## Elastic Search Tutorial

In [14]:
from pprint import pprint
from elasticsearch import Elasticsearch

# Constants (Should be in Environment Variables but this is a tutorial so okay)
CONNECTION_URL = "https://localhost:9200"
USERNAME = "elastic"
PASSWORD = "csK=aB81_-zSctJTLxZ3"
TLS_ENABLED = False                     # Enable in production mode
SSL_WARNINGS = False                    # Enable in production mode
CLOUD_ID = None                         # If you are using Elastic Cloud
API_KEY = None                          # If you are using Elastic Cloud

# Connect to elastic search

es = Elasticsearch(CONNECTION_URL, basic_auth=[USERNAME, PASSWORD], verify_certs=TLS_ENABLED, ssl_show_warn=SSL_WARNINGS)

# Get Client info
client_info = es.info()

print("Connected to Elastic Search")
pprint(client_info.body)

Connected to Elastic Search
{'cluster_name': 'docker-cluster',
 'cluster_uuid': '_WHZ-oGpSHe5R6WMtacRwQ',
 'name': '1d99da101863',
 'tagline': 'You Know, for Search',
 'version': {'build_date': '2024-12-11T12:08:05.663969764Z',
             'build_flavor': 'default',
             'build_hash': '2b6a7fed44faa321997703718f07ee0420804b41',
             'build_snapshot': False,
             'build_type': 'docker',
             'lucene_version': '9.12.0',
             'minimum_index_compatibility_version': '7.0.0',
             'minimum_wire_compatibility_version': '7.17.0',
             'number': '8.17.0'}}


## Indices in Elastic Search
Reference : [Indices](https://www.elastic.co/guide/en/elasticsearch/reference/current/documents-indices.html)
  
The __index__ is the fundamental unit of storage in Elasticsearch, a __logical namespace__ for storing data that share similar characteristics
An index is a collection of documents uniquely identified by a name or an alias.

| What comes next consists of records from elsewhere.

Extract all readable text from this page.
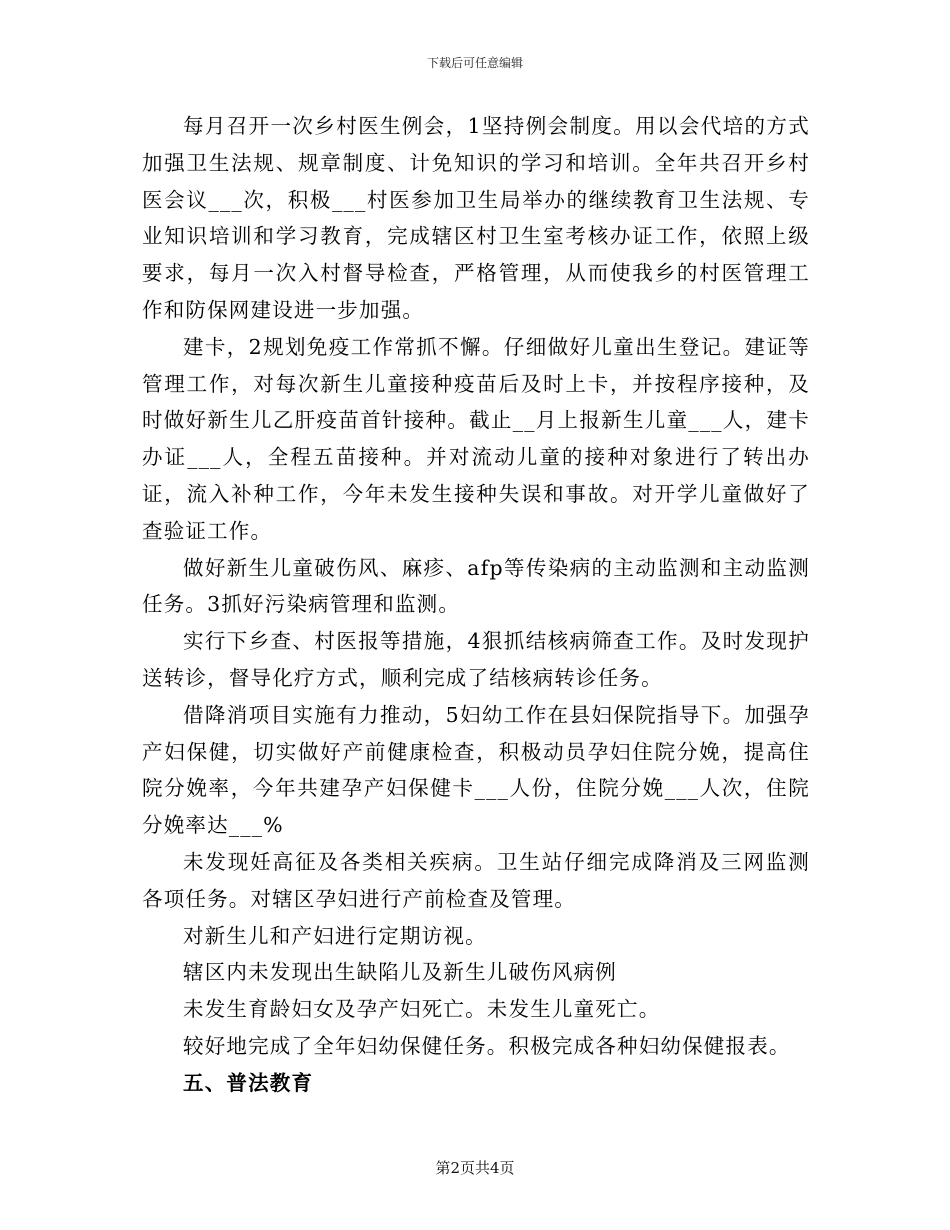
下载后可任意编辑

每月召开一次乡村医生例会，1坚持例会制度。用以会代培的方式加强卫生法规、规章制度、计免知识的学习和培训。全年共召开乡村医会议___次，积极___村医参加卫生局举办的继续教育卫生法规、专业知识培训和学习教育，完成辖区村卫生室考核办证工作，依照上级要求，每月一次入村督导检查，严格管理，从而使我乡的村医管理工作和防保网建设进一步加强。

建卡，2规划免疫工作常抓不懈。仔细做好儿童出生登记。建证等管理工作，对每次新生儿童接种疫苗后及时上卡，并按程序接种，及时做好新生儿乙肝疫苗首针接种。截止__月上报新生儿童___人，建卡办证___人，全程五苗接种。并对流动儿童的接种对象进行了转出办证，流入补种工作，今年未发生接种失误和事故。对开学儿童做好了查验证工作。

做好新生儿童破伤风、麻疹、afp等传染病的主动监测和主动监测任务。3抓好污染病管理和监测。

实行下乡查、村医报等措施，4狠抓结核病筛查工作。及时发现护送转诊，督导化疗方式，顺利完成了结核病转诊任务。

借降消项目实施有力推动，5妇幼工作在县妇保院指导下。加强孕产妇保健，切实做好产前健康检查，积极动员孕妇住院分娩，提高住院分娩率，今年共建孕产妇保健卡___人份，住院分娩___人次，住院分娩率达___%

未发现妊高征及各类相关疾病。卫生站仔细完成降消及三网监测各项任务。对辖区孕妇进行产前检查及管理。

对新生儿和产妇进行定期访视。

辖区内未发现出生缺陷儿及新生儿破伤风病例

未发生育龄妇女及孕产妇死亡。未发生儿童死亡。

较好地完成了全年妇幼保健任务。积极完成各种妇幼保健报表。

五、普法教育

第2页共4页
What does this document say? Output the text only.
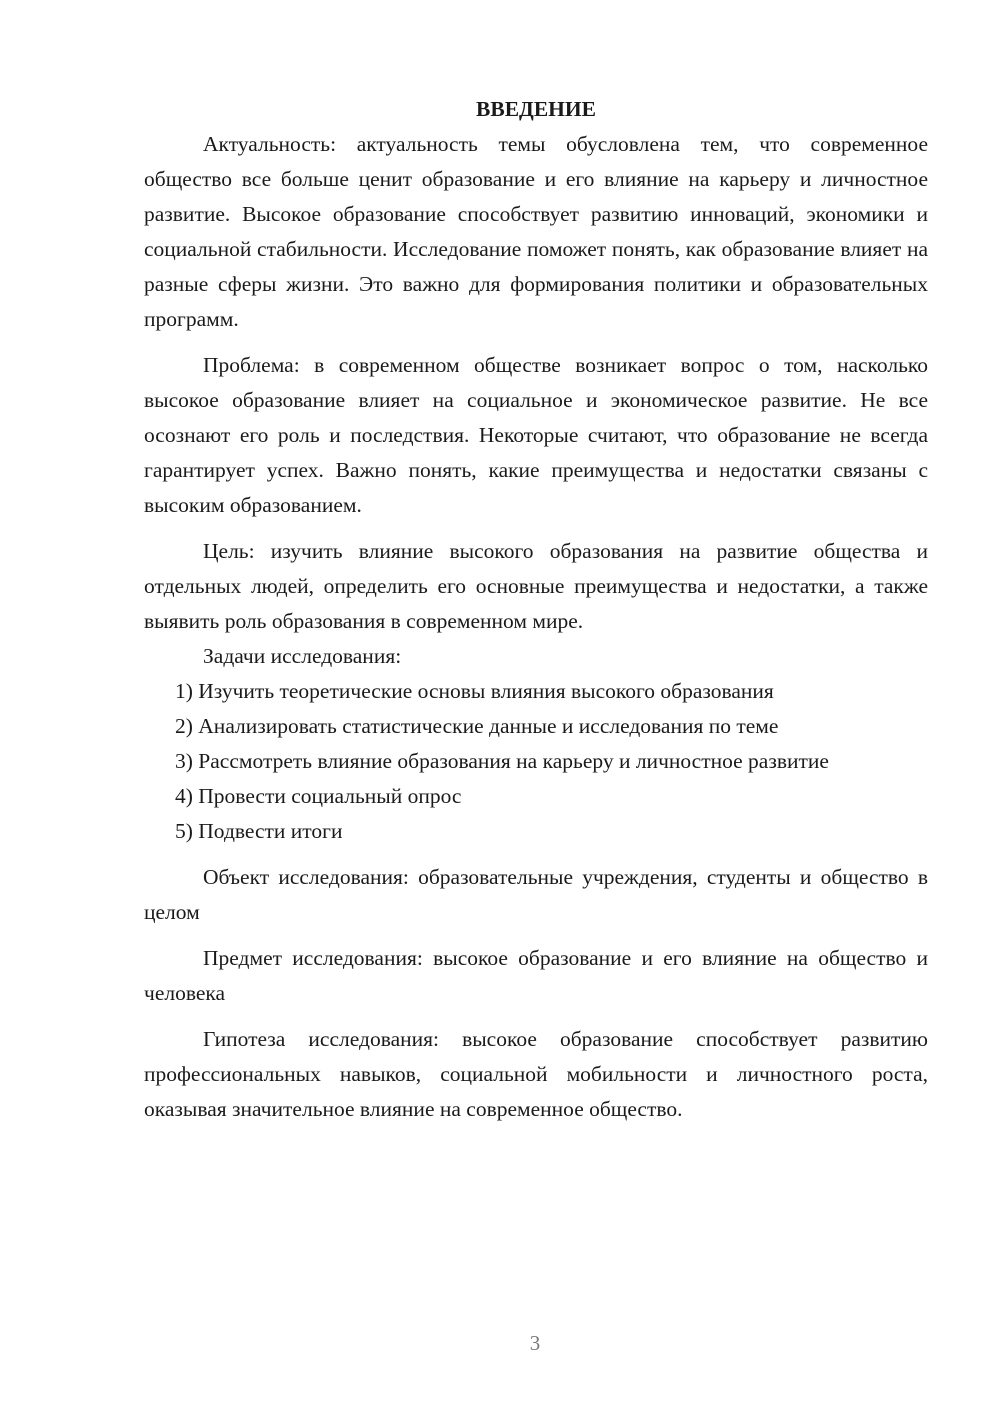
ВВЕДЕНИЕ

Актуальность: актуальность темы обусловлена тем, что современное общество все больше ценит образование и его влияние на карьеру и личностное развитие. Высокое образование способствует развитию инноваций, экономики и социальной стабильности. Исследование поможет понять, как образование влияет на разные сферы жизни. Это важно для формирования политики и образовательных программ.

Проблема: в современном обществе возникает вопрос о том, насколько высокое образование влияет на социальное и экономическое развитие. Не все осознают его роль и последствия. Некоторые считают, что образование не всегда гарантирует успех. Важно понять, какие преимущества и недостатки связаны с высоким образованием.

Цель: изучить влияние высокого образования на развитие общества и отдельных людей, определить его основные преимущества и недостатки, а также выявить роль образования в современном мире.

Задачи исследования:

1) Изучить теоретические основы влияния высокого образования

2) Анализировать статистические данные и исследования по теме

3) Рассмотреть влияние образования на карьеру и личностное развитие

4) Провести социальный опрос

5) Подвести итоги

Объект исследования: образовательные учреждения, студенты и общество в целом

Предмет исследования: высокое образование и его влияние на общество и человека

Гипотеза исследования: высокое образование способствует развитию профессиональных навыков, социальной мобильности и личностного роста, оказывая значительное влияние на современное общество.

3
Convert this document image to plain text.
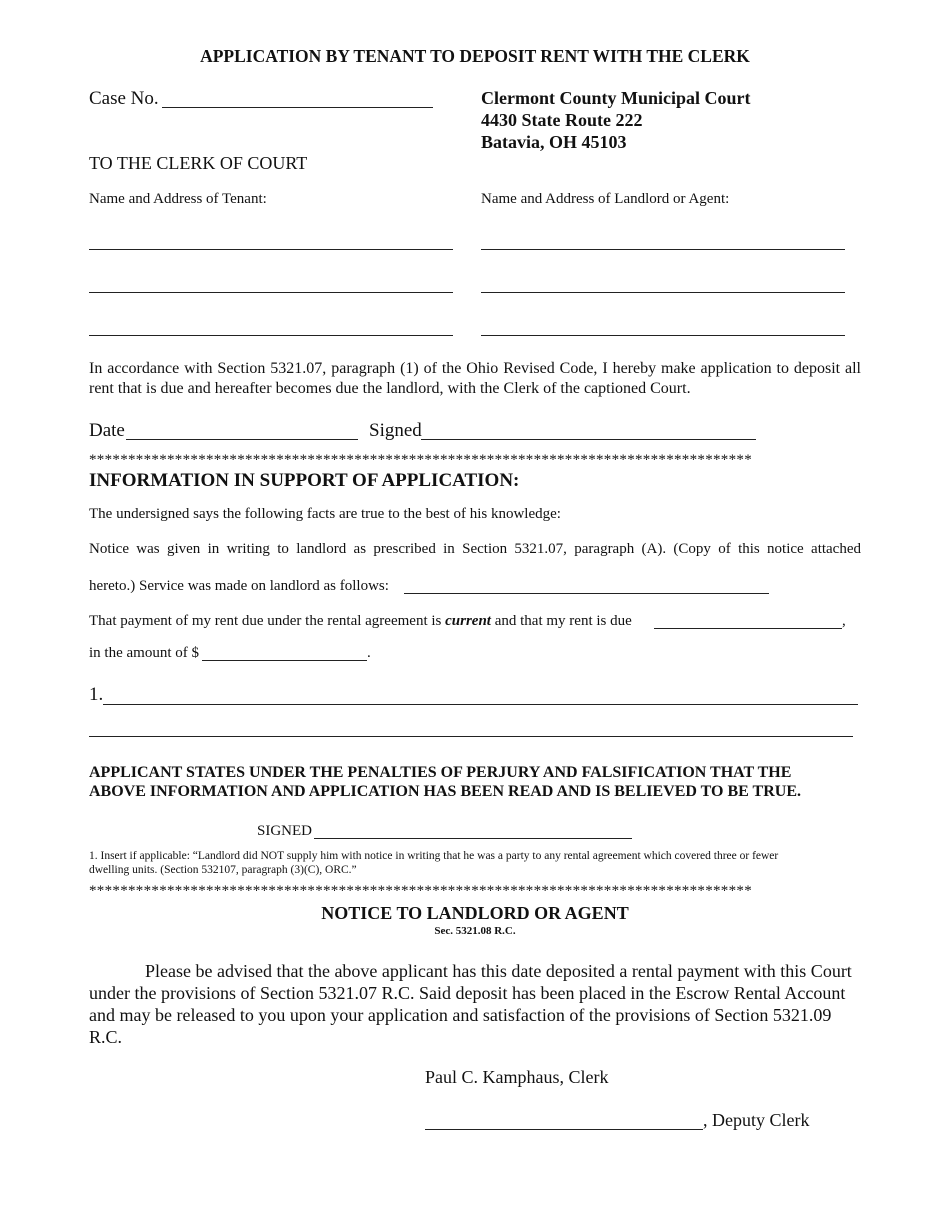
APPLICATION BY TENANT TO DEPOSIT RENT WITH THE CLERK
Case No.	Clermont County Municipal Court
4430 State Route 222
Batavia, OH 45103
TO THE CLERK OF COURT
Name and Address of Tenant:	Name and Address of Landlord or Agent:
In accordance with Section 5321.07, paragraph (1) of the Ohio Revised Code, I hereby make application to deposit all rent that is due and hereafter becomes due the landlord, with the Clerk of the captioned Court.
Date	Signed
*************************************************************************************
INFORMATION IN SUPPORT OF APPLICATION:
The undersigned says the following facts are true to the best of his knowledge:
Notice was given in writing to landlord as prescribed in Section 5321.07, paragraph (A). (Copy of this notice attached
hereto.) Service was made on landlord as follows:
That payment of my rent due under the rental agreement is current and that my rent is due	,
in the amount of $	.
1.
APPLICANT STATES UNDER THE PENALTIES OF PERJURY AND FALSIFICATION THAT THE
ABOVE INFORMATION AND APPLICATION HAS BEEN READ AND IS BELIEVED TO BE TRUE.
SIGNED
1. Insert if applicable: “Landlord did NOT supply him with notice in writing that he was a party to any rental agreement which covered three or fewer
dwelling units. (Section 532107, paragraph (3)(C), ORC.”
*************************************************************************************
NOTICE TO LANDLORD OR AGENT
Sec. 5321.08 R.C.
Please be advised that the above applicant has this date deposited a rental payment with this Court under the provisions of Section 5321.07 R.C. Said deposit has been placed in the Escrow Rental Account and may be released to you upon your application and satisfaction of the provisions of Section 5321.09 R.C.
Paul C. Kamphaus, Clerk
, Deputy Clerk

This unique name is important because it’s used to target the index in search queries and other operations.
An index in Elasticsearch is like a database in a relational database management system (RDBMS).

In [17]:
# How to delete index
es.indices.delete(index="my_index", ignore_unavailable=True)

# How to create index
es.indices.create(
    index="my_index",
    settings={
        "index": {
            "number_of_shards" : 3,     # How many pieces the data is split into    
            "number_of_replicas" : 2    # How many copies of the data
        }
    }
)

ObjectApiResponse({'acknowledged': True, 'shards_acknowledged': True, 'index': 'my_index'})

## Documents
Elasticsearch serializes and stores data in the form of JSON documents. A document is a set of fields, which are key-value pairs that contain your data. 

Each document has a unique ID, which you can create or have Elasticsearch auto-generate.
You can also provide your own ID using the `id` parameter in the `index()` function 

### Inserting Single Document

In [23]:
document = {
  "id": 1,
  "name": "Wireless Mouse",
  "price": 25.99,
  "description": "Ergonomic wireless mouse with adjustable DPI settings.",
  "category": "Electronics",
  "available": True,
  "release_date": "2024-12-01"
}

response = es.index(index="my_index", id=1, document=document)
pprint(response)

ObjectApiResponse({'_index': 'my_index', '_id': '1', '_version': 5, 'result': 'created', '_shards': {'total': 3, 'successful': 1, 'failed': 0}, '_seq_no': 4, '_primary_term': 1})


In [24]:
print(response['result'])       # Shows the result of the response : Created, Updated, Deleted

created


In [26]:
pprint(response.body)

{'_id': '1',
 '_index': 'my_index',
 '_primary_term': 1,
 '_seq_no': 4,
 '_shards': {'failed': 0, 'successful': 1, 'total': 3},
 '_version': 5,
 'result': 'created'}


## Inserting Multiple Documents

The bulk API in Elasticsearch allows you to perform multiple indexing (insert/update/delete) operations in a single request.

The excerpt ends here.